Für Matthias W. Birkwald, Renten- und Alterspolitischer Sprecher der Linken im Bundestag, hat die Reform der Ampel damit einen faden Beigeschmack. Zwar begrüße er, „dass die Witwen und Witwer zukünftig mehr von ihrem Hinzuverdienst behalten werden dürfen. Gerade diejenigen mit kleinen und mittleren Einkommen wird das enorm entlasten“, sagte Birkwald gegenüber IPPEN.MEDIA.

Die Wissenslücke über die Kosten der Reform ärgert den Linken-Politiker aber: „Nur schlägt die Bundesregierung wieder einmal Maßnahmen vor, bei denen sie eigentlich die rechnerische Grundlage gar nicht benennen kann.

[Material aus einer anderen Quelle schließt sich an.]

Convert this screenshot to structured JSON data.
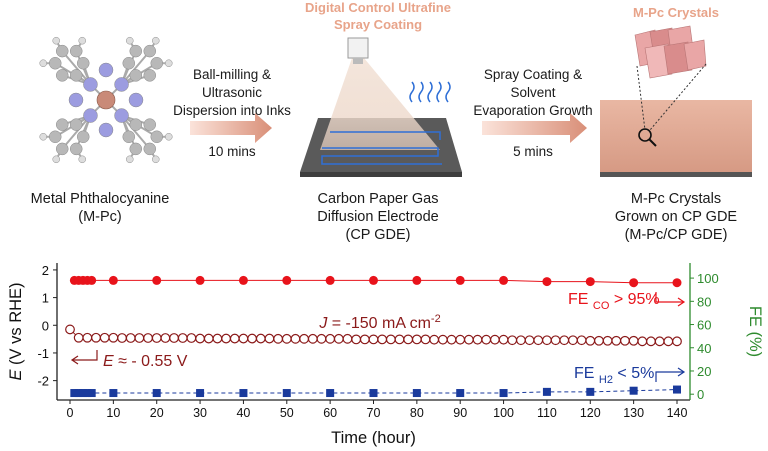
{
  "schematic": {
    "spray_title": [
      "Digital Control Ultrafine",
      "Spray Coating"
    ],
    "crystals_title": "M-Pc Crystals",
    "step1": [
      "Ball-milling &",
      "Ultrasonic",
      "Dispersion into Inks"
    ],
    "step1_time": "10 mins",
    "step2": [
      "Spray Coating &",
      "Solvent",
      "Evaporation Growth"
    ],
    "step2_time": "5 mins",
    "captions": [
      [
        "Metal Phthalocyanine",
        "(M-Pc)"
      ],
      [
        "Carbon Paper Gas",
        "Diffusion Electrode",
        "(CP GDE)"
      ],
      [
        "M-Pc Crystals",
        "Grown on CP GDE",
        "(M-Pc/CP GDE)"
      ]
    ]
  },
  "chart_data": {
    "type": "line",
    "x_label": "Time (hour)",
    "y_label": {
      "italic": "E",
      "rest": " (V vs RHE)"
    },
    "y2_label": "FE (%)",
    "xlim": [
      -3,
      143
    ],
    "xticks": [
      0,
      10,
      20,
      30,
      40,
      50,
      60,
      70,
      80,
      90,
      100,
      110,
      120,
      130,
      140
    ],
    "ylim": [
      -2.7,
      2.25
    ],
    "yticks": [
      -2,
      -1,
      0,
      1,
      2
    ],
    "y2lim": [
      -5,
      113
    ],
    "y2ticks": [
      0,
      20,
      40,
      60,
      80,
      100
    ],
    "series": [
      {
        "color": "#8b1a1a",
        "marker": "circle-open",
        "line_style": "solid",
        "x": [
          0,
          2,
          4,
          6,
          8,
          10,
          12,
          14,
          16,
          18,
          20,
          22,
          24,
          26,
          28,
          30,
          32,
          34,
          36,
          38,
          40,
          42,
          44,
          46,
          48,
          50,
          52,
          54,
          56,
          58,
          60,
          62,
          64,
          66,
          68,
          70,
          72,
          74,
          76,
          78,
          80,
          82,
          84,
          86,
          88,
          90,
          92,
          94,
          96,
          98,
          100,
          102,
          104,
          106,
          108,
          110,
          112,
          114,
          116,
          118,
          120,
          122,
          124,
          126,
          128,
          130,
          132,
          134,
          136,
          138,
          140
        ],
        "values": [
          -0.15,
          -0.45,
          -0.45,
          -0.45,
          -0.45,
          -0.45,
          -0.46,
          -0.46,
          -0.46,
          -0.46,
          -0.46,
          -0.46,
          -0.46,
          -0.46,
          -0.46,
          -0.48,
          -0.48,
          -0.48,
          -0.48,
          -0.48,
          -0.48,
          -0.48,
          -0.48,
          -0.48,
          -0.49,
          -0.49,
          -0.49,
          -0.49,
          -0.49,
          -0.49,
          -0.49,
          -0.49,
          -0.49,
          -0.51,
          -0.51,
          -0.51,
          -0.51,
          -0.51,
          -0.51,
          -0.51,
          -0.51,
          -0.51,
          -0.52,
          -0.52,
          -0.52,
          -0.52,
          -0.52,
          -0.52,
          -0.52,
          -0.52,
          -0.52,
          -0.54,
          -0.54,
          -0.54,
          -0.54,
          -0.54,
          -0.54,
          -0.54,
          -0.54,
          -0.54,
          -0.56,
          -0.56,
          -0.56,
          -0.56,
          -0.56,
          -0.56,
          -0.58,
          -0.58,
          -0.58,
          -0.58,
          -0.58
        ]
      },
      {
        "color": "#e8131b",
        "marker": "circle",
        "line_style": "solid",
        "axis": "y2",
        "x": [
          1,
          2,
          3,
          4,
          5,
          10,
          20,
          30,
          40,
          50,
          60,
          70,
          80,
          90,
          100,
          110,
          120,
          130,
          140
        ],
        "values": [
          98,
          98,
          98,
          98,
          98,
          98,
          98,
          98,
          98,
          98,
          98,
          98,
          98,
          98,
          98,
          97,
          97,
          96,
          96
        ]
      },
      {
        "color": "#1a3a9c",
        "marker": "square",
        "line_style": "dashed",
        "axis": "y2",
        "x": [
          1,
          2,
          3,
          4,
          5,
          10,
          20,
          30,
          40,
          50,
          60,
          70,
          80,
          90,
          100,
          110,
          120,
          130,
          140
        ],
        "values": [
          1,
          1,
          1,
          1,
          1,
          1,
          1,
          1,
          1,
          1,
          1,
          1,
          1,
          1,
          1,
          2,
          2,
          3,
          4
        ]
      }
    ],
    "annotations": {
      "current": {
        "italic": "J",
        "rest": " = -150 mA cm",
        "sup": "-2"
      },
      "potential": {
        "italic": "E",
        "rest": " ≈ - 0.55 V"
      },
      "fe_co": {
        "main": "FE ",
        "sub": "CO",
        "rest": " > 95%"
      },
      "fe_h2": {
        "main": "FE ",
        "sub": "H2",
        "rest": " < 5%"
      }
    }
  }
}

Mit der Wachstumsinitiative soll die Anrechnung aus Erwerbseinkommen bei den Witwenrenten reformiert werden, aber wie viel Erwerbseinkommen dort überhaupt anrechnet wird, das weiß die Ampel gar nicht“, so der Linken-Abgeordnete, der deshalb mit hart mit der Koalition ins Gericht geht: „Das bedeutet auch, dass SPD, Grüne und FDP die finanziellen Auswirkungen weder für die Witwen und Witwer, noch für die Rentenversicherung benennen können. Ihre Politik im Blindflug ist eine schlechte Politik.“

Millionen Witwen und Witwer bekommen die Hinterbliebenenrente nicht voll ausgezahlt. Das geht aus einer kleinen Anfrage des Linken-Politikers Matthias W. Birkwald an die Bundesregierung hervor. © Imago/ dts Nachrichtenagentur/ C3 Pictures

Abschaffung der Witwenrente

Genaue Daten hat die Regierung dagegen bei der Frage, wie viele Rentenbeiträge nicht ausgezahlt werden – etwa wegen Versterben der Rentnerinnen und Rentner: 2018 wurden rund fünf Milliarden Euro nicht aus der Rentenkasse gezahlt, 2023 fast 6,5 Milliarden.

Einige Expertinnen und Experten wie die Chefin der Wirtschaftsweisen, Monika Schnitzer, sprechen sich für eine komplette Abschaffung der Hinterbliebenenrente und einer Reform des Systems aus. Sie forderte im vergangenen Jahr, künftig alle Rentenbeiträge gleichmäßig zwischen beiden Ehepartnern zu verteilten – eine Art „Rentensplitting“.